Nearly two-thirds of women feel pressured into an abortion, she recounted, stressing the need to lower that number through education, making sure women know all of their choices. And people are realizing that what they have done in the past hasn't worked.
"Attacking the other [pro-choice] side isn't a good way to handle anything. Nobody ever gets anything done screaming at each other. Because nobody is listening to each other," Robinson said.
The shift in conversation is personal for Robinson as approximately 30 years ago she chose abortion after her husband abandoned her and her two children. She got involved with another man and became pregnant and had another abortion. The abortion clinic staff told her that her pregnancy was at such an early stage it was just a clump of cells, that she would get over it, and that it was the best option for her given the circumstances.




Victoria Robinson, external relations director for Save the Storks. 
"Immediately afterward, I knew it was something I would regret for the rest of my life. And it was," Robinson told CP.

A decade later she found help through a local pregnancy resource center and their post-abortive counseling ministry. It was there that she found hope that there is life and forgiveness after abortion. Today she urges those like her to share their stories, and believes it's essential for those voices to be elevated to frame the discourse.

"Stories sell. Facts tell people things, and people love to hear facts. Some people love all those numbers an stats. But to the majority of people, a story will sell them and move them to action," she explained.

The mission of her organization, Save the Storks, is about love, compassion, and action, "not about screaming in people's 
faces."

"You'll never see us walking around with dead babies on picket signs or calling people murderers if they're walking into an abortion clinic. We always lead with love compassion and action.

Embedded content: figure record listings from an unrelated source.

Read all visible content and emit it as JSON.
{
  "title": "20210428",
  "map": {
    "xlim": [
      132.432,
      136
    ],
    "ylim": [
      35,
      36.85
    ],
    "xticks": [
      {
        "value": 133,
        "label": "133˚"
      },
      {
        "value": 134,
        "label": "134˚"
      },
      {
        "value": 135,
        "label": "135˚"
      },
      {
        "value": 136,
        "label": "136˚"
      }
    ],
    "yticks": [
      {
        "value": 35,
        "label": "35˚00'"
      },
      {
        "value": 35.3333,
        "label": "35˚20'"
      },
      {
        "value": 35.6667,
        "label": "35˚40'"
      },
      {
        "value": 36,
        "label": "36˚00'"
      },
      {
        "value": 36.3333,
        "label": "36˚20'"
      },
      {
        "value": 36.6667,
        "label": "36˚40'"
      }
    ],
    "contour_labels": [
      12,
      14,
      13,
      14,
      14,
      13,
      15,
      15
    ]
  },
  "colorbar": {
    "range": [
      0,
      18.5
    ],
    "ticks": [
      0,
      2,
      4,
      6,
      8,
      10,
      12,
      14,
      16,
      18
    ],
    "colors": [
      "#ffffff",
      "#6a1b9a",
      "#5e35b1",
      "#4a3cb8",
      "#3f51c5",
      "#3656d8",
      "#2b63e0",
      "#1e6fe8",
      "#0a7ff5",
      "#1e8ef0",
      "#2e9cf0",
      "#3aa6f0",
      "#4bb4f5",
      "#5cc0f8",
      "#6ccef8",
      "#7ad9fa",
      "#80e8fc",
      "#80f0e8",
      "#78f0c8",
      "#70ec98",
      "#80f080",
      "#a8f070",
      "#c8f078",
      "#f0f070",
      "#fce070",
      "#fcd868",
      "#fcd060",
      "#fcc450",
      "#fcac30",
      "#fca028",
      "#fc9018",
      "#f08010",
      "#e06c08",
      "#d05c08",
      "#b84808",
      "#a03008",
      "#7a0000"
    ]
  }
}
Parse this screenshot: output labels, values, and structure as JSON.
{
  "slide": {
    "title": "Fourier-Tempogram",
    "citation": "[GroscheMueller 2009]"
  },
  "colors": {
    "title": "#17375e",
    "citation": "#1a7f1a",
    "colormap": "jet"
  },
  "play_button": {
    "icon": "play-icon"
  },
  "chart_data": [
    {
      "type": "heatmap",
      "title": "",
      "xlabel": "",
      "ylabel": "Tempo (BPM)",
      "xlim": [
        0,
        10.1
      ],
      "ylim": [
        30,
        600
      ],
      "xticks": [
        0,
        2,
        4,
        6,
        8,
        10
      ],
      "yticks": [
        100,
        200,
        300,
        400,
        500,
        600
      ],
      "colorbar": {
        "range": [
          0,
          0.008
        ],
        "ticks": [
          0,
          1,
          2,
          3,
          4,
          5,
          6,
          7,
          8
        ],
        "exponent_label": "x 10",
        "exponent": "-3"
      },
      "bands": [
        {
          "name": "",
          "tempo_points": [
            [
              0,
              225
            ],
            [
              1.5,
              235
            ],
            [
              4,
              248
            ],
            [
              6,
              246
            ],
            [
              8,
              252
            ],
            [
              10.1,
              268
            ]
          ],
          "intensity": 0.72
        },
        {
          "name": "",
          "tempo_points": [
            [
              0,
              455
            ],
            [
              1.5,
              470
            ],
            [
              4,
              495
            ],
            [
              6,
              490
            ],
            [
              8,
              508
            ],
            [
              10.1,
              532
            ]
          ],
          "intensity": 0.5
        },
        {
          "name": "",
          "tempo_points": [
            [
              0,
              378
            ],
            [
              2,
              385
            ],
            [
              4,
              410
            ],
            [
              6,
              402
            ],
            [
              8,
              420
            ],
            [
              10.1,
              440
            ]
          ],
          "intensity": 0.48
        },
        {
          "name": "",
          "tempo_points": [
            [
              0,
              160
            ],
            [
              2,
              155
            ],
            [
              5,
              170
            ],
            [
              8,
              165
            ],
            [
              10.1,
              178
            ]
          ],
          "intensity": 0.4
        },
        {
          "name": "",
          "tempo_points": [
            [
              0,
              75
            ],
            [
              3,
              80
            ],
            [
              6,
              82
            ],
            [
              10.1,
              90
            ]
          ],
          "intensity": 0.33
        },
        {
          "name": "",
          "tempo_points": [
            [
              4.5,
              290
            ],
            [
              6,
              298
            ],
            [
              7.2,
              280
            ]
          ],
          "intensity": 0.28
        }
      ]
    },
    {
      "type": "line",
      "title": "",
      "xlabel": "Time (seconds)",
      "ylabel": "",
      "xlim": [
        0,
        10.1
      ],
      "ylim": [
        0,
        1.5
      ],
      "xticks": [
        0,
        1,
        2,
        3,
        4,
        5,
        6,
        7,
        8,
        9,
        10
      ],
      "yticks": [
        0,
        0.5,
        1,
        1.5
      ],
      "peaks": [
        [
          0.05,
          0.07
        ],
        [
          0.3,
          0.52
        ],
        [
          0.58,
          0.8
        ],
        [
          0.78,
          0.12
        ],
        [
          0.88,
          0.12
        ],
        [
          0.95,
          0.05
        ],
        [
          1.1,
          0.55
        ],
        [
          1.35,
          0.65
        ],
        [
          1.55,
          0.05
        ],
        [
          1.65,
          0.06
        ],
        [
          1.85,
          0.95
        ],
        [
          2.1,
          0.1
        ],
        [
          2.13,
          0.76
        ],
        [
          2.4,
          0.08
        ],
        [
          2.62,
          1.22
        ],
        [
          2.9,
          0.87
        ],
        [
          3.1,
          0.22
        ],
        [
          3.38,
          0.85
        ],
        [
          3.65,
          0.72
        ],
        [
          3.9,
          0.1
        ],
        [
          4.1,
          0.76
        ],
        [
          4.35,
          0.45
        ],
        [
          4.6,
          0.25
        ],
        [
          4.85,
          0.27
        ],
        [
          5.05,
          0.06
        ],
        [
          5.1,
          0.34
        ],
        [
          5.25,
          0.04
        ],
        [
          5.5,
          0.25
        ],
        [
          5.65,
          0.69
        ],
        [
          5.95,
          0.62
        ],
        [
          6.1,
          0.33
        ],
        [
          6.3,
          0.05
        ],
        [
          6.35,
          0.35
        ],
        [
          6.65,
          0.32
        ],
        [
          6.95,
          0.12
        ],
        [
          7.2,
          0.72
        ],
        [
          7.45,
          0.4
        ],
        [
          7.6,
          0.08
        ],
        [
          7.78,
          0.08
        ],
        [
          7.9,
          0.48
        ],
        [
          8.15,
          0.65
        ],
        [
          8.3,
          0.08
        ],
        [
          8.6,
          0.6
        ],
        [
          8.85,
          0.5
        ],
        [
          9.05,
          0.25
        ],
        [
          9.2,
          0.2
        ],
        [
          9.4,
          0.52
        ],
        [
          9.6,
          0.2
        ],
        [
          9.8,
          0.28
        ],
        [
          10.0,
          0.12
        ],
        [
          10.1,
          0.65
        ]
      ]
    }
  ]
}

Far too often missing amid the swirl of strong feelings about abortion is how men are devastated by it. Nine out of 10 times couples split after an abortion, Robinson says. In her own journey after her abortion she grew to despise not only her ex-boyfriend but all men who left the women in their lives in similar situations.
"I felt it was his fault that I had to deal with all these ramifications from our choice. He's going on with his life, he seems so happy, we had a lot of the same circle of friends. I never ran into him but I heard about his life," she said.
"And it infuriated me. Here I was trying to get through my own healing, carrying all this hatred and unforgiveness toward this guy, as well as all other post-abortive men. I hated them all," she continued, recalling that she thought they seemed to move on with no sense of remorse.
But she knew when she wrote her book, “They Lied to Us,” a compilation of stories from women who had abortions, that her ex-boyfriend would probably hear about it. Even though she changed his name in her story to protect his identity she felt like she should call him. When he answered the phone and heard her voice he started weeping profusely, so much so that she could not understand what he was saying.